Uno studio britannico mette a confronto la velocità di degradazione di vari tipi di plastiche nel suolo, in acqua e all'aria aperta: nessuno dei sacchetti si è dimostrato eco-friendly in tutti e tre i contesti.
Per fare fronte al ben noto problema dei sacchetti di plastica abbandonati nell'ambiente, da tempo in molti Paesi le normative hanno imposto buste in bioplastiche, che dovrebbero avere un'impronta più lieve sugli ecosistemi. Uno studio pubblicato su Environmental Science and Technology dimostra invece che persino i sacchetti biodegradabili possono conservare una struttura pressoché intatta, e persino sopportare un carico di spesa, dopo tre anni di abbandono nella natura.

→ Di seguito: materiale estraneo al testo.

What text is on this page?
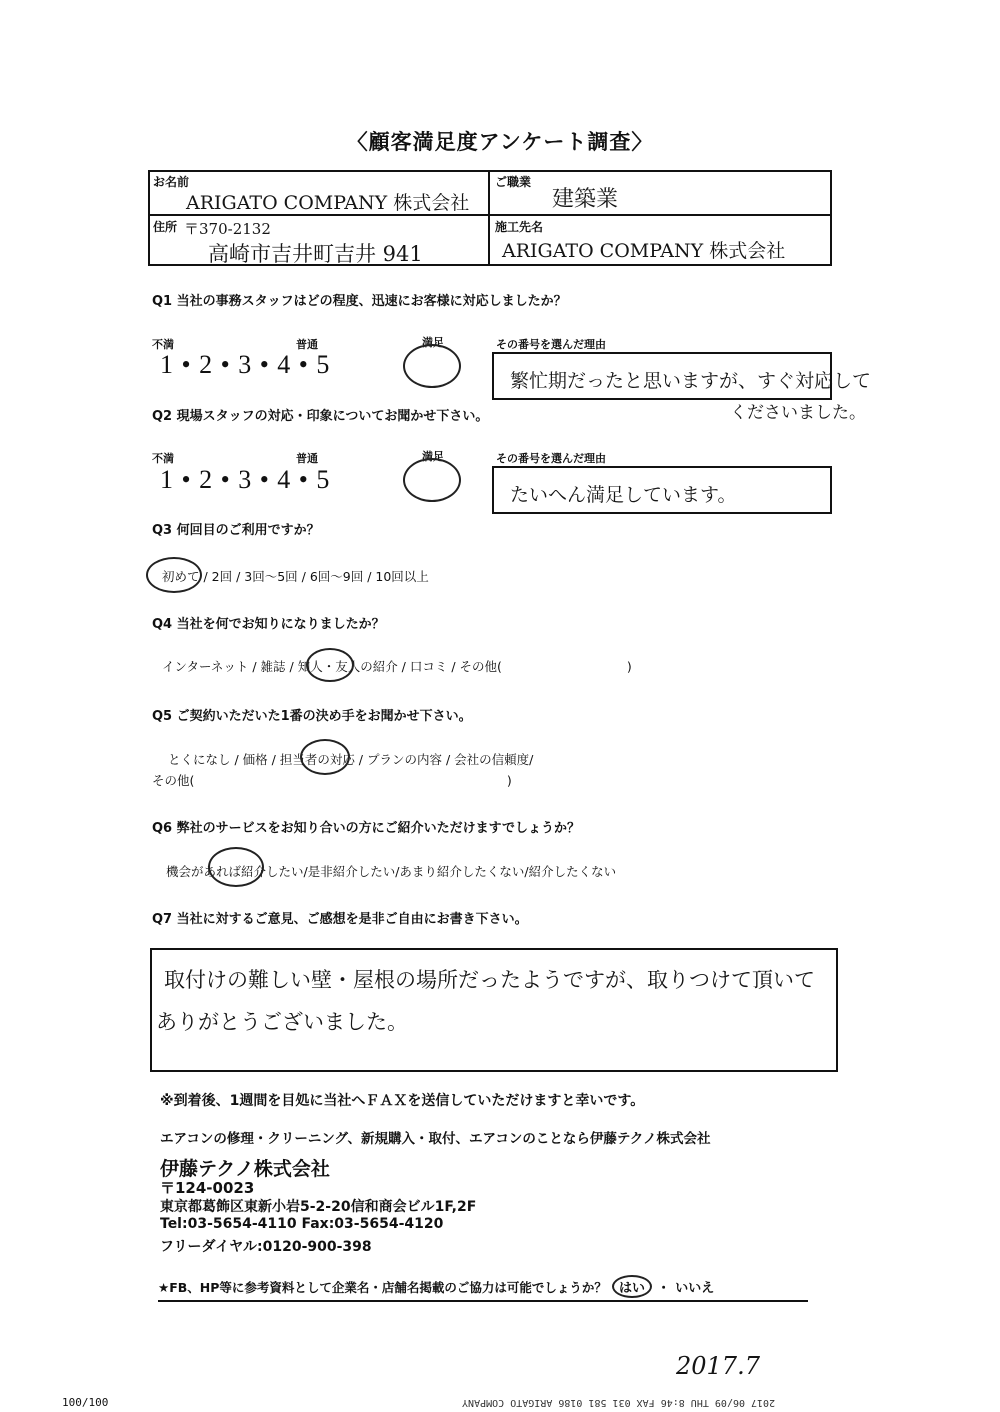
〈顧客満足度アンケート調査〉
お名前
ARIGATO COMPANY 株式会社
ご職業
建築業
住所 〒370-2132
高崎市吉井町吉井 941
施工先名
ARIGATO COMPANY 株式会社
Q1 当社の事務スタッフはどの程度、迅速にお客様に対応しましたか？
不満	普通	満足
1 • 2 • 3 • 4 • 5
その番号を選んだ理由
繁忙期だったと思いますが、すぐ対応して
くださいました。
Q2 現場スタッフの対応・印象についてお聞かせ下さい。
不満	普通	満足
1 • 2 • 3 • 4 • 5
その番号を選んだ理由
たいへん満足しています。
Q3 何回目のご利用ですか？
初めて / 2回 / 3回～5回 / 6回～9回 / 10回以上
Q4 当社を何でお知りになりましたか？
インターネット / 雑誌 / 知人・友人の紹介 / 口コミ / その他(　　　　　　　　　　)
Q5 ご契約いただいた1番の決め手をお聞かせ下さい。
とくになし / 価格 / 担当者の対応 / プランの内容 / 会社の信頼度/
その他(　　　　　　　　　　　　　　　　　　　　　　　　　)
Q6 弊社のサービスをお知り合いの方にご紹介いただけますでしょうか？
機会があれば紹介したい/是非紹介したい/あまり紹介したくない/紹介したくない
Q7 当社に対するご意見、ご感想を是非ご自由にお書き下さい。
取付けの難しい壁・屋根の場所だったようですが、取りつけて頂いて
ありがとうございました。
※到着後、1週間を目処に当社へＦＡＸを送信していただけますと幸いです。
エアコンの修理・クリーニング、新規購入・取付、エアコンのことなら伊藤テクノ株式会社
伊藤テクノ株式会社
〒124-0023
東京都葛飾区東新小岩5-2-20信和商会ビル1F,2F
Tel:03-5654-4110 Fax:03-5654-4120
フリーダイヤル:0120-900-398
★FB、HP等に参考資料として企業名・店舗名掲載のご協力は可能でしょうか？ はい ・ いいえ
2017.7
100/100	2017 06/09 THU 8:46 FAX 031 581 0186 ARIGATO COMPANY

Anche se nulla rimane nell'ambiente tanto a lungo quanto i sacchetti in polietilene - quelli che per noi sono le vecchie buste della spesa, che impiegano 20 anni solo a perdere il colore e, per quel che ne sappiamo, impiegano secoli a decomporsi - lo studio condotto dai ricercatori dell'Istituto di Biologia e Scienze Marine della University of Plymouth (UK) rivela che nessuno dei materiali alternativi scompare o si degrada allo stesso modo in ogni habitat: alcuni tipi di plastica si consumano più facilmente in mare, altri all'aria aperta, ma non ne esiste alcuna che si possa abbandonare a cuor leggero.
TRE ANNI DI SPAZZATURA. I ricercatori hanno studiato le modalità di degradazione di diversi tipi di buste - plastica biodegradabile, oxo-degradabile (cioè con additivi che ne velocizzano la frantumazione), compostabile e, per confronto, vecchi shopper - per un periodo di tre anni. Un chiarimento: anche se nel linguaggio comune sono spesso usati come sinonimi, biodegradabile non significa automaticamente compostabile.
Si definisce biodegradabile qualunque materiale che possa essere scomposto (da batteri, luce solare e altri agenti naturali) in composti chimici semplici, come acqua, anidride carbonica e metano. Questo non implica tempi brevi: la normativa europea stabilisce che, per essere detto biodegradabile, un prodotto debba decomporsi del 90% entro 6 mesi. Quello che poi resta di un sacchetto di questo genere può rimanere nell'ambiente anche per anni.
Compostabile, invece, significa tramutabile in compost: non solo biodegradabile, perciò, ma anche trasformabile in terriccio fertile e ricco di sostanze organiche. Il processo di decomposizione deve avvenire, in questo caso, in meno di tre mesi.
ABBANDONATI (PER FINTA). Nei test, i sacchetti sono stati esposti a diverse condizioni ambientali: all'aria aperta, interrati o in acqua di mare. I materiali compostabili si sono disintegrati completamente dopo tre mesi in ambiente marino: la ricerca sottolinea però che al momento nulla si sa della natura dei sottoprodotti e che dovrebbe essere verificato il loro impatto sui diversi ecosistemi. Lo stesso tipo di borsa non si è però degradato in ben 27 mesi trascorsi sottoterra, anche se poi è risultato incapace a sostenere peso senza rompersi.
Diverso il discorso per i sacchetti biodegradabili, scoloriti ma sostanzialmente intatti dopo ben tre anni in acqua di mare, addirittura capaci di reggere il peso di una spesa. L'esposizione all'aria aperta ha prodotto risultati ancora differenti: dopo 9 mesi in questa condizioni, tutti i tipi di buste si sono ridotte in piccoli frammenti.
UNA VERA SOLUZIONE, NON C'È. Lo studio ribadisce un concetto essenziale: non esistono materiali che scompaiono magicamente!Nonostante vi siano ancora molte questioni da chiarire, i sacchetti biodegradabili e compostabili vanno comunque riciclati nella maniera corretta, perché abbandonarli nell'ambiente equivale a inquinare. Persino le buste compostabili, quelle che dovrebbero decomporsi meglio e in tempi più rapidi, hanno bisogno di microbi, umidità, calore, ossigeno e... tempo, per svanire.